I'm sure this is still too brief...

Quote: Wrote:But how do we possibly reconcile a 100% medieval Western European origin for the VMS with the fact that it is written in an otherwise unknown language?

It's an unreadable text, not necessarily an unknown language.

The problem is not that there is no way to reconcile an unreadable text with a medieval Western European origin.
There are many possible ways, but we just haven't found the right one.


RE: Expert opinions about the VMS - Sam G - 19-08-2016

(19-08-2016, 07:38 AM)ReneZ Wrote: You are not allowed to view links. Register or Login to view....
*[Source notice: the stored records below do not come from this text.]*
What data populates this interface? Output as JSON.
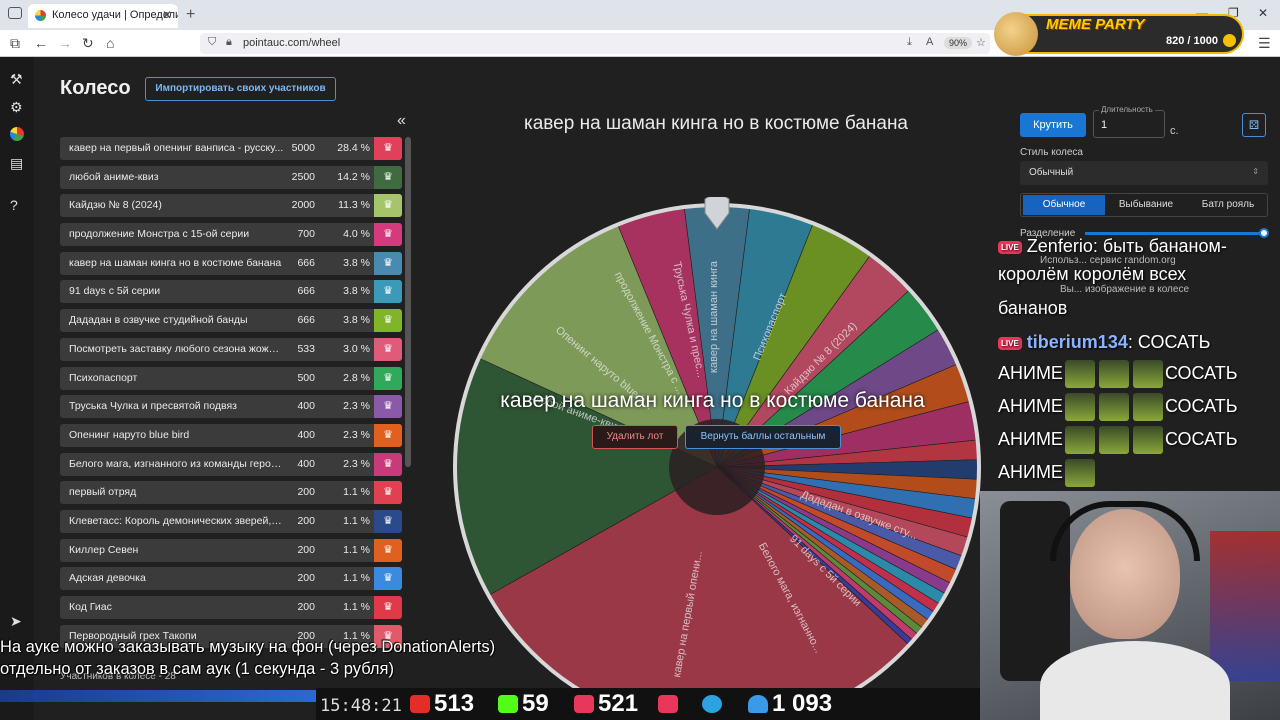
{
  "browser": {
    "tab_title": "Колесо удачи | Определите по",
    "url": "pointauc.com/wheel",
    "zoom": "90%"
  },
  "meme_party": {
    "title": "MEME PARTY",
    "count": "820 / 1000"
  },
  "page": {
    "title": "Колесо",
    "import_button": "Импортировать своих участников",
    "collapse_icon": "«",
    "participants_label": "Участников в колесе - 28"
  },
  "lots": [
    {
      "name": "кавер на первый опенинг ванписа - русску...",
      "amount": "5000",
      "pct": "28.4 %",
      "color": "#e0405a"
    },
    {
      "name": "любой аниме-квиз",
      "amount": "2500",
      "pct": "14.2 %",
      "color": "#3f6b3f"
    },
    {
      "name": "Кайдзю № 8 (2024)",
      "amount": "2000",
      "pct": "11.3 %",
      "color": "#a6c46a"
    },
    {
      "name": "продолжение Монстра с 15-ой серии",
      "amount": "700",
      "pct": "4.0 %",
      "color": "#d63a7e"
    },
    {
      "name": "кавер на шаман кинга но в костюме банана",
      "amount": "666",
      "pct": "3.8 %",
      "color": "#4a8ab0"
    },
    {
      "name": "91 days с 5й серии",
      "amount": "666",
      "pct": "3.8 %",
      "color": "#3a9ab8"
    },
    {
      "name": "Дададан в озвучке студийной банды",
      "amount": "666",
      "pct": "3.8 %",
      "color": "#7fb526"
    },
    {
      "name": "Посмотреть заставку любого сезона жожи, ...",
      "amount": "533",
      "pct": "3.0 %",
      "color": "#e05a7a"
    },
    {
      "name": "Психопаспорт",
      "amount": "500",
      "pct": "2.8 %",
      "color": "#2eaa5a"
    },
    {
      "name": "Труська Чулка и пресвятой подвяз",
      "amount": "400",
      "pct": "2.3 %",
      "color": "#8a5aa8"
    },
    {
      "name": "Опенинг наруто blue bird",
      "amount": "400",
      "pct": "2.3 %",
      "color": "#e06020"
    },
    {
      "name": "Белого мага, изгнанного из команды героя, ...",
      "amount": "400",
      "pct": "2.3 %",
      "color": "#c83a7a"
    },
    {
      "name": "первый отряд",
      "amount": "200",
      "pct": "1.1 %",
      "color": "#e04050"
    },
    {
      "name": "Клеветасс: Король демонических зверей, м...",
      "amount": "200",
      "pct": "1.1 %",
      "color": "#2a4a8a"
    },
    {
      "name": "Киллер Севен",
      "amount": "200",
      "pct": "1.1 %",
      "color": "#e06020"
    },
    {
      "name": "Адская девочка",
      "amount": "200",
      "pct": "1.1 %",
      "color": "#3a8ae0"
    },
    {
      "name": "Код Гиас",
      "amount": "200",
      "pct": "1.1 %",
      "color": "#e03a4a"
    },
    {
      "name": "Первородный грех Такопи",
      "amount": "200",
      "pct": "1.1 %",
      "color": "#e05a6a"
    }
  ],
  "wheel": {
    "current_title": "кавер на шаман кинга но в костюме банана",
    "winner_text": "кавер на шаман кинга но в костюме банана",
    "delete_button": "Удалить лот",
    "return_button": "Вернуть баллы остальным",
    "segment_labels": [
      {
        "text": "кавер на первый опени..."
      },
      {
        "text": "любой аниме-квиз"
      },
      {
        "text": "Опенинг наруто blue b..."
      },
      {
        "text": "продолжение Монстра с ..."
      },
      {
        "text": "Труська Чулка и прес..."
      },
      {
        "text": "кавер на шаман кинга"
      },
      {
        "text": "Психопаспорт"
      },
      {
        "text": "Кайдзю № 8 (2024)"
      },
      {
        "text": "Дададан в озвучке сту..."
      },
      {
        "text": "91 days с 5й серии"
      },
      {
        "text": "Белого мага, изгнанно..."
      }
    ]
  },
  "controls": {
    "spin_button": "Крутить",
    "duration_label": "Длительность",
    "duration_value": "1",
    "duration_unit": "с.",
    "style_label": "Стиль колеса",
    "style_value": "Обычный",
    "modes": [
      "Обычное",
      "Выбывание",
      "Батл рояль"
    ],
    "split_label": "Разделение"
  },
  "chat": {
    "line1": "Zenferio: быть бананом-",
    "line1_gray": "Использ... сервис random.org",
    "line2": "королём  королём всех",
    "line2_gray": "Вы... изображение в колесе",
    "line3": "бананов",
    "user2": "tiberium134",
    "msg2": ": СОСАТЬ",
    "anime": "АНИМЕ",
    "sosat": "СОСАТЬ"
  },
  "stats": {
    "clock": "15:48:21",
    "youtube": "513",
    "kick": "59",
    "vklive": "521",
    "viewers": "1 093"
  },
  "subtitles": {
    "line1": "На ауке можно заказывать музыку на фон (через DonationAlerts)",
    "line2": "отдельно от заказов в сам аук (1 секунда - 3 рубля)"
  }
}
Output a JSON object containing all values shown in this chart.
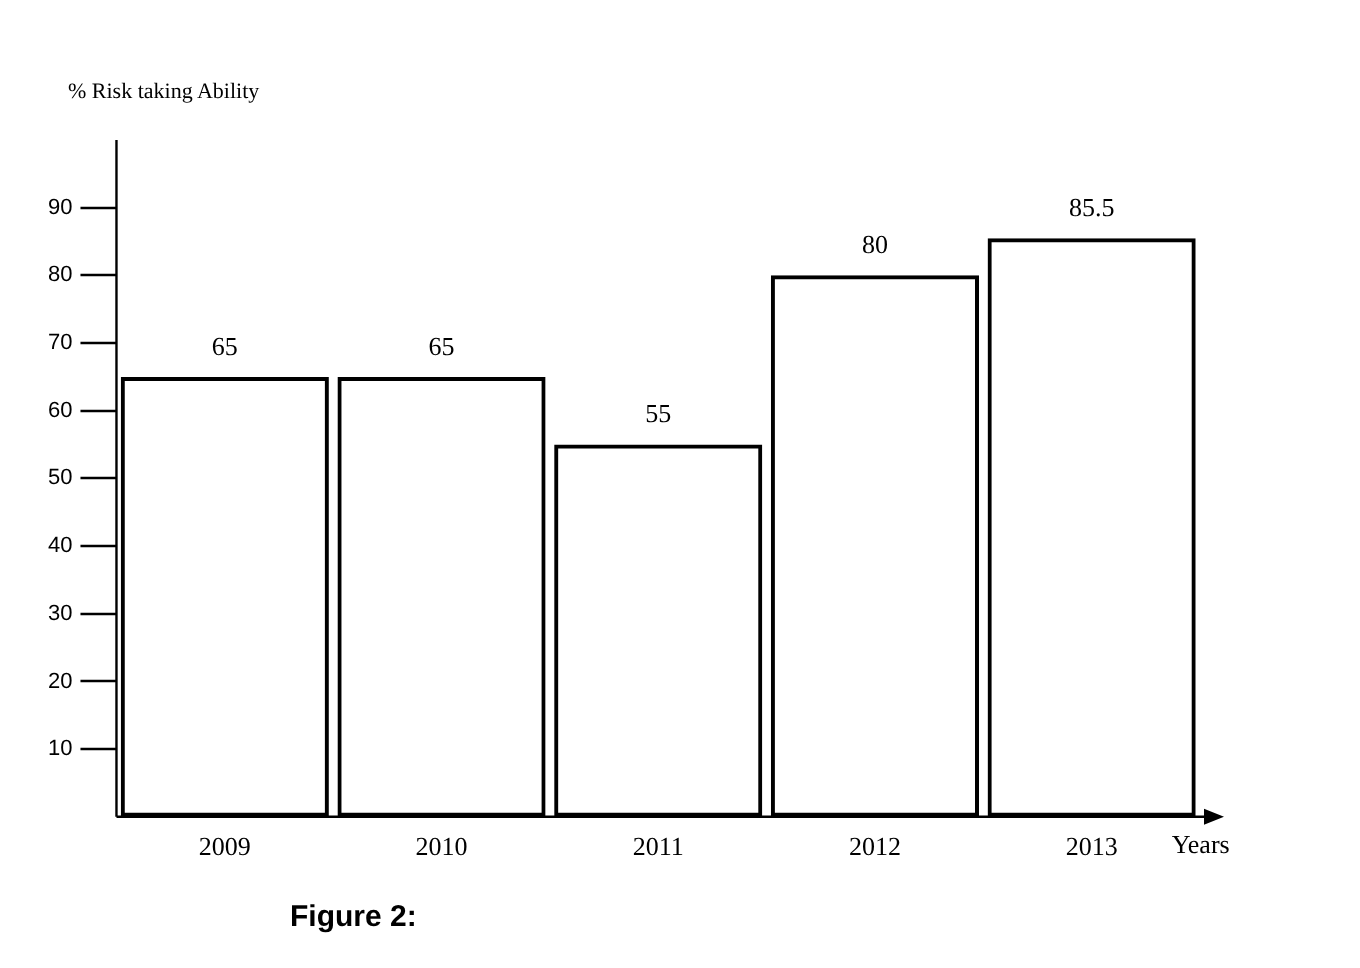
{
  "chart_data": {
    "type": "bar",
    "ylabel": "% Risk taking Ability",
    "xlabel": "Years",
    "categories": [
      "2009",
      "2010",
      "2011",
      "2012",
      "2013"
    ],
    "values": [
      65,
      65,
      55,
      80,
      85.5
    ],
    "color": "#000000",
    "ylim": [
      0,
      100
    ],
    "yticks": [
      10,
      20,
      30,
      40,
      50,
      60,
      70,
      80,
      90
    ],
    "grid": false,
    "legend": false,
    "data_labels": true,
    "annotations": [
      "Figure 2:"
    ]
  }
}
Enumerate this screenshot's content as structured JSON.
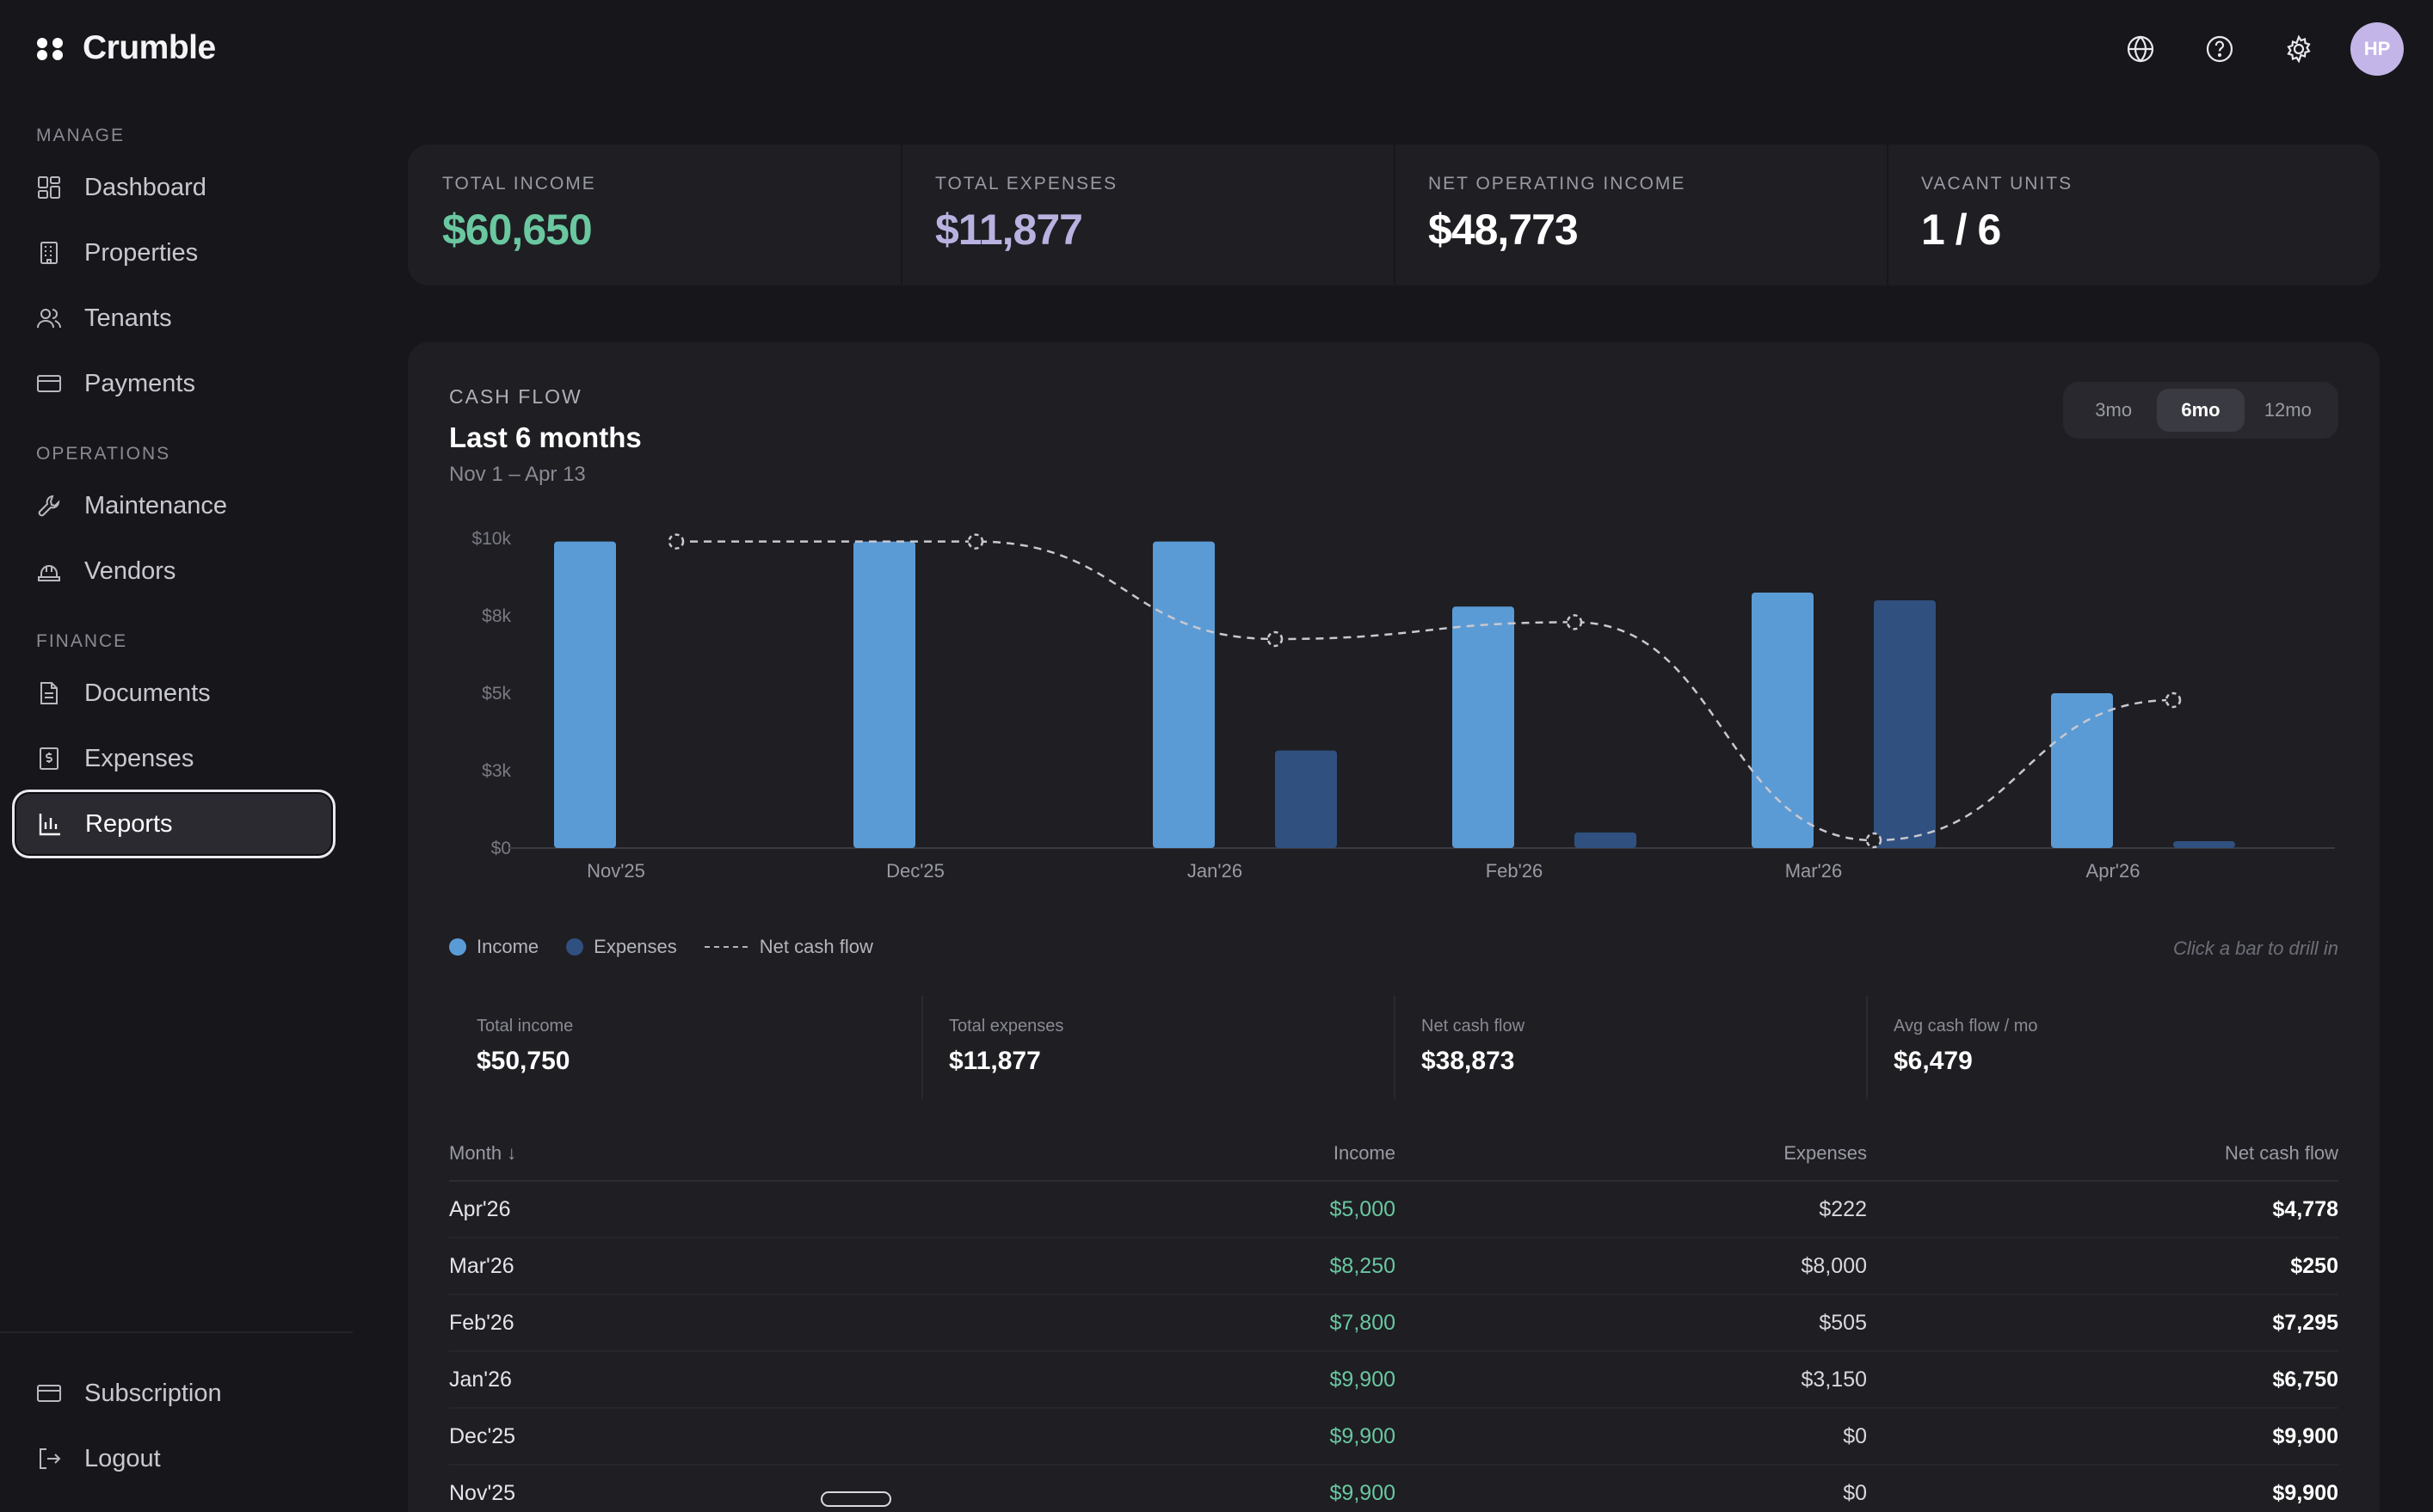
{
  "brand": {
    "name": "Crumble"
  },
  "sidebar": {
    "sections": [
      {
        "label": "Manage"
      },
      {
        "label": "Operations"
      },
      {
        "label": "Finance"
      }
    ],
    "items": [
      {
        "label": "Dashboard",
        "icon": "dashboard-icon"
      },
      {
        "label": "Properties",
        "icon": "building-icon"
      },
      {
        "label": "Tenants",
        "icon": "users-icon"
      },
      {
        "label": "Payments",
        "icon": "credit-card-icon"
      },
      {
        "label": "Maintenance",
        "icon": "wrench-icon"
      },
      {
        "label": "Vendors",
        "icon": "hardhat-icon"
      },
      {
        "label": "Documents",
        "icon": "document-icon"
      },
      {
        "label": "Expenses",
        "icon": "receipt-icon"
      },
      {
        "label": "Reports",
        "icon": "bar-chart-icon",
        "active": true
      }
    ],
    "footer": [
      {
        "label": "Subscription",
        "icon": "credit-card-icon"
      },
      {
        "label": "Logout",
        "icon": "logout-icon"
      }
    ]
  },
  "topbar": {
    "avatar_initials": "HP"
  },
  "stats": [
    {
      "label": "Total income",
      "value": "$60,650",
      "color": "#6ac7a0"
    },
    {
      "label": "Total expenses",
      "value": "$11,877",
      "color": "#b8b2e0"
    },
    {
      "label": "Net operating income",
      "value": "$48,773",
      "color": "#ffffff"
    },
    {
      "label": "Vacant units",
      "value": "1 / 6",
      "color": "#ffffff"
    }
  ],
  "cashflow": {
    "eyebrow": "Cash flow",
    "title": "Last 6 months",
    "subtitle": "Nov 1 – Apr 13",
    "ranges": [
      {
        "label": "3mo",
        "active": false
      },
      {
        "label": "6mo",
        "active": true
      },
      {
        "label": "12mo",
        "active": false
      }
    ],
    "legend": {
      "income": "Income",
      "expenses": "Expenses",
      "net": "Net cash flow"
    },
    "hint": "Click a bar to drill in",
    "summary": [
      {
        "label": "Total income",
        "value": "$50,750"
      },
      {
        "label": "Total expenses",
        "value": "$11,877"
      },
      {
        "label": "Net cash flow",
        "value": "$38,873"
      },
      {
        "label": "Avg cash flow / mo",
        "value": "$6,479"
      }
    ],
    "table": {
      "headers": {
        "month": "Month ↓",
        "income": "Income",
        "expenses": "Expenses",
        "net": "Net cash flow"
      },
      "rows": [
        {
          "month": "Apr'26",
          "income": "$5,000",
          "expenses": "$222",
          "net": "$4,778"
        },
        {
          "month": "Mar'26",
          "income": "$8,250",
          "expenses": "$8,000",
          "net": "$250"
        },
        {
          "month": "Feb'26",
          "income": "$7,800",
          "expenses": "$505",
          "net": "$7,295"
        },
        {
          "month": "Jan'26",
          "income": "$9,900",
          "expenses": "$3,150",
          "net": "$6,750"
        },
        {
          "month": "Dec'25",
          "income": "$9,900",
          "expenses": "$0",
          "net": "$9,900"
        },
        {
          "month": "Nov'25",
          "income": "$9,900",
          "expenses": "$0",
          "net": "$9,900"
        }
      ]
    }
  },
  "chart_data": {
    "type": "bar",
    "categories": [
      "Nov'25",
      "Dec'25",
      "Jan'26",
      "Feb'26",
      "Mar'26",
      "Apr'26"
    ],
    "series": [
      {
        "name": "Income",
        "values": [
          9900,
          9900,
          9900,
          7800,
          8250,
          5000
        ],
        "color": "#5b9bd5"
      },
      {
        "name": "Expenses",
        "values": [
          0,
          0,
          3150,
          505,
          8000,
          222
        ],
        "color": "#30507f"
      },
      {
        "name": "Net cash flow",
        "type": "line",
        "values": [
          9900,
          9900,
          6750,
          7295,
          250,
          4778
        ],
        "color": "#c8c8d0"
      }
    ],
    "yticks": [
      "$0",
      "$3k",
      "$5k",
      "$8k",
      "$10k"
    ],
    "ylim": [
      0,
      10000
    ],
    "grid": false,
    "legend": "bottom-left"
  }
}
if he strongly believes that there is a cipher at work, this must be according to a wider definition of cipher.

Okay.  Well, on that subject then, what I question is whether there is really a valid concept in the "wider definition of cipher" that is not already included in some other category.  It seems to me that you have two basic options that are compatible with the properties of the VMS text:

1) Essentially unencrypted language of some kind, whether of the "code book"/artificial language variety, or the unknown natural language variety.

2) Extremely verbose cipher with some kind of scrambling/transposition applied, or complete gibberish with a message hidden using steganography.  In these two cases the plaintext would have to be much shorter than the VMS text, and the labels would have to be meaningless.

I don't think there's anything else that can be concretely described that can't be ruled out.

Quote:I don't know if the 'stroke encoding' method once proposed by Elmar Vogt would count as a cipher, for example.
If it were something like that, at the end people might even be arguing whether it was a cipher or not even when it is solved.

It has been a while since I looked at it, but as I recall it was simply a variant of the verbose cipher idea, where the verbose encodings are determined by the strokes used to compose the plaintext letters.  It has the same problems with the verbose cipher idea generally (short words, no repeated sequences, one-word labels).